Current frontier models (closed and open) are already really good at small languages too. I use them in Finnish sometimes, and the language is immaculate. They underestand even somewhat obscure dialects. Multilinguality seems to be a mostly solved problem.

KronisLV 4 days ago

This already exists https://eurollm.io/

How do people not know about it and keep making stuff from scratch?

Alexander-Barth 4 days ago

I did not know about EuroLLM. I had a look to the paper (https://arxiv.org/abs/2602.05879) describing it:

Specifically, we discard documents shorter than 200 characters (Xue et al., 2021a), and any page containing the phrase “lorem ipsum,” the word “javascript,” or curly brackets (Raffel et al., 2023)....

It is quite surprising/funny to see all documents with javascript removed.

dr_dshiv 5 days ago

There is something north of 8% OCR error rates.. that will hurt model quality!

siva7 5 days ago

Uh, some would say it's easy to determine what input went into the training for kimi and qwen.. since they were caught stealing it from American labs. Some cultural cliches may never change.

ignoramous 5 days ago

> since they were caught stealing it from American labs. Some cultural cliches may never change.

Has a formal lawsuit been brought to bear? Given, Anthropic & OpenAI are being dragged through courts for copyright violation (or stealing, as you'd call it, if the companies involved were culturally Chinese) by newspapers, publishing houses etc; one'd think they'd pass on some of that medicine to Alibaba, which does have business entities registered in the US.

janc_ 5 days ago

It's well-known that all commercial models are based on stolen content. That doesn't mean there is no filtering/censoring, just that the censoring likely depends on where it's happening…

selcuka 5 days ago

> It's well-known that all commercial models are based on stolen content.

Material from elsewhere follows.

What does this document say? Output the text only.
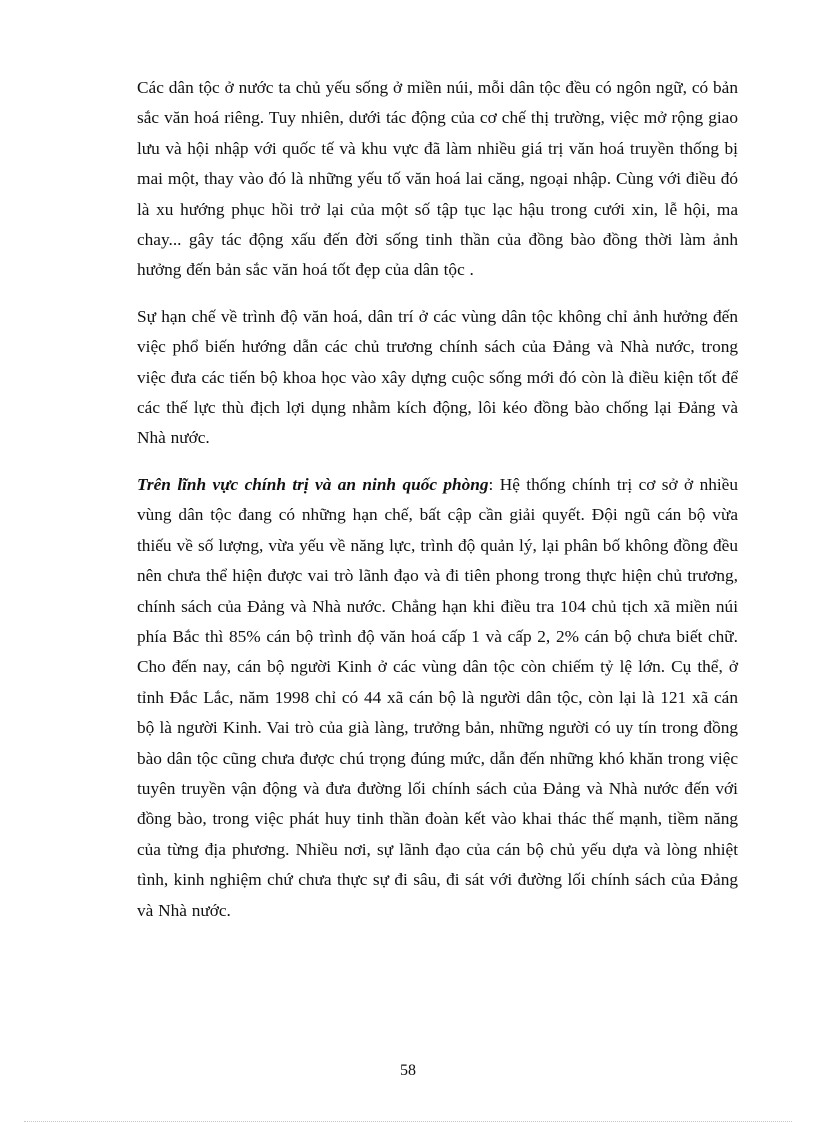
Các dân tộc ở nước ta chủ yếu sống ở miền núi, mỗi dân tộc đều có ngôn ngữ, có bản sắc văn hoá riêng. Tuy nhiên, dưới tác động của cơ chế thị trường, việc mở rộng giao lưu và hội nhập với quốc tế và khu vực đã làm nhiều giá trị văn hoá truyền thống bị mai một, thay vào đó là những yếu tố văn hoá lai căng, ngoại nhập. Cùng với điều đó là xu hướng phục hồi trở lại của một số tập tục lạc hậu trong cưới xin, lễ hội, ma chay... gây tác động xấu đến đời sống tinh thần của đồng bào đồng thời làm ảnh hưởng đến bản sắc văn hoá tốt đẹp của dân tộc .

Sự hạn chế về trình độ văn hoá, dân trí ở các vùng dân tộc không chỉ ảnh hưởng đến việc phổ biến hướng dẫn các chủ trương chính sách của Đảng và Nhà nước, trong việc đưa các tiến bộ khoa học vào xây dựng cuộc sống mới đó còn là điều kiện tốt để các thế lực thù địch lợi dụng nhằm kích động, lôi kéo đồng bào chống lại Đảng và Nhà nước.

Trên lĩnh vực chính trị và an ninh quốc phòng: Hệ thống chính trị cơ sở ở nhiều vùng dân tộc đang có những hạn chế, bất cập cần giải quyết. Đội ngũ cán bộ vừa thiếu về số lượng, vừa yếu về năng lực, trình độ quản lý, lại phân bố không đồng đều nên chưa thể hiện được vai trò lãnh đạo và đi tiên phong trong thực hiện chủ trương, chính sách của Đảng và Nhà nước. Chẳng hạn khi điều tra 104 chủ tịch xã miền núi phía Bắc thì 85% cán bộ trình độ văn hoá cấp 1 và cấp 2, 2% cán bộ chưa biết chữ. Cho đến nay, cán bộ người Kinh ở các vùng dân tộc còn chiếm tỷ lệ lớn. Cụ thể, ở tỉnh Đắc Lắc, năm 1998 chỉ có 44 xã cán bộ là người dân tộc, còn lại là 121 xã cán bộ là người Kinh. Vai trò của già làng, trưởng bản, những người có uy tín trong đồng bào dân tộc cũng chưa được chú trọng đúng mức, dẫn đến những khó khăn trong việc tuyên truyền vận động và đưa đường lối chính sách của Đảng và Nhà nước đến với đồng bào, trong việc phát huy tinh thần đoàn kết vào khai thác thế mạnh, tiềm năng của từng địa phương. Nhiều nơi, sự lãnh đạo của cán bộ chủ yếu dựa và lòng nhiệt tình, kinh nghiệm chứ chưa thực sự đi sâu, đi sát với đường lối chính sách của Đảng và Nhà nước.

58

Does that mean that Chinese models are the "Robin Hood"s of the AI era?

basisword 4 days ago

>> Some cultural cliches may never change.

Let’s just gloss over the monstrous amount of copyrighted and pirated material the American labs trained on. China bad. American good. Some cultural cliches never change.

mschuster91 4 days ago

How about, both China and the US bad, Europe at least somewhat decent because we lack the financial incentives to behave like utter arseholes?

kouteiheika 4 days ago

> since they were caught stealing it from American labs

...and "good guys" the American labs were caught stealing from authors all over the world[1].

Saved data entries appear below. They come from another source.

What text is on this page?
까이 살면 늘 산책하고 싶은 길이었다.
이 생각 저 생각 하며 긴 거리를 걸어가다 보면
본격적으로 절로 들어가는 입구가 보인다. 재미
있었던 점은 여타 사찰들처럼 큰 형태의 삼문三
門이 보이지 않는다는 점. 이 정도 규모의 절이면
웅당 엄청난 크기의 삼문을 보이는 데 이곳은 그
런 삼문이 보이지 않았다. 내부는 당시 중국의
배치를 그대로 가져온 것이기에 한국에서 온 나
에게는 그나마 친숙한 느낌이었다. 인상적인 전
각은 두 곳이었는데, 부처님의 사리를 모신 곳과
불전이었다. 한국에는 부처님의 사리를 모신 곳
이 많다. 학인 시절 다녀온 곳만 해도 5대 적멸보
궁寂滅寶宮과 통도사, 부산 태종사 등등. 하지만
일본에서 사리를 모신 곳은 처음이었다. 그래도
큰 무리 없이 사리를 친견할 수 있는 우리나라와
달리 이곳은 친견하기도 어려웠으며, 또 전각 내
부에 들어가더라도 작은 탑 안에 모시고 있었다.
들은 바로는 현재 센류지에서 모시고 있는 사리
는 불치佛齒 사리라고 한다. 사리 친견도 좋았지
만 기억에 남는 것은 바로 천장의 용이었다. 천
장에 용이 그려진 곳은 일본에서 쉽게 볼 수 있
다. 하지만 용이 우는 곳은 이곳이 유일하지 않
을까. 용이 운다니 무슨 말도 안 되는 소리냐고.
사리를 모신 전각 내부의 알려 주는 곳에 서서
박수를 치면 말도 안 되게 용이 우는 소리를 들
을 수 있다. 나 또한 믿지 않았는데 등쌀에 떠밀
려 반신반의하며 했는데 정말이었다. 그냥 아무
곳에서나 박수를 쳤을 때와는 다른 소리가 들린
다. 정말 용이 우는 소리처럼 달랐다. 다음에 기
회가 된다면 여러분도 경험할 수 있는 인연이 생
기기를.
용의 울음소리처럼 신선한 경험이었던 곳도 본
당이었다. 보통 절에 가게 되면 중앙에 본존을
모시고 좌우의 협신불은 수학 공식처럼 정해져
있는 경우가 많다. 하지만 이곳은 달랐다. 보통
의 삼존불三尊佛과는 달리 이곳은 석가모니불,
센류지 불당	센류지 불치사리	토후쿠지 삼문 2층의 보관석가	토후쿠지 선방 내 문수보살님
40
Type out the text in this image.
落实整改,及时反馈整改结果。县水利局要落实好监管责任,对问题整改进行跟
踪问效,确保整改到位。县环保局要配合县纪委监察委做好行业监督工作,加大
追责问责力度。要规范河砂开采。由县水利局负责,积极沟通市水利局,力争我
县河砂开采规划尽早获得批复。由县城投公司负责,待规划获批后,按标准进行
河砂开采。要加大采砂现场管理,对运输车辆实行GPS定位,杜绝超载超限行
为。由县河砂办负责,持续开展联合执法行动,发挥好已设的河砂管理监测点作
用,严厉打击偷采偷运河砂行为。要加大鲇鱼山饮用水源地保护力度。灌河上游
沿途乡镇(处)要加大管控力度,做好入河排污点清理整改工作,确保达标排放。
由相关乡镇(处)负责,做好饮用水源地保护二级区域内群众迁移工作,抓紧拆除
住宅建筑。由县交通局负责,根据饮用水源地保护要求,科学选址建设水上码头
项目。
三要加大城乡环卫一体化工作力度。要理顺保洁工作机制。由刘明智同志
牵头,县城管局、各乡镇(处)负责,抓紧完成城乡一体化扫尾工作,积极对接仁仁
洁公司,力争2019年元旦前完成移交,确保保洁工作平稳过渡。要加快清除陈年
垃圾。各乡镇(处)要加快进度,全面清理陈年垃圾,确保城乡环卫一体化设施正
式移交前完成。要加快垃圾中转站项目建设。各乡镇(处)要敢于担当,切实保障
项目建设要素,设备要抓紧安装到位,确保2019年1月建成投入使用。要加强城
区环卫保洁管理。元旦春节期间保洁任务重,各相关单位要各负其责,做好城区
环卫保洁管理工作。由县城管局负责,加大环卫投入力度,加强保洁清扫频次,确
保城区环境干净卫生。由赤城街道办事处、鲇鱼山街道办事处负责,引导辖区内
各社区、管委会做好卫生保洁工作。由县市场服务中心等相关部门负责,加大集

[1]: www.npr.org/2025/09/05/g-s1-87367/anthropic-authors-settlement-pirated-chatbot-training-material

j_french 4 days ago

.... Anthropic began buying books in bulk, tearing off the bindings and scanning each page before feeding the digitized versions into its AI model, according to court documents.

Wow. This image of Anthropic employees ripping books apart to use them to train models is a powerful one, seems like an inflection point in the history of information.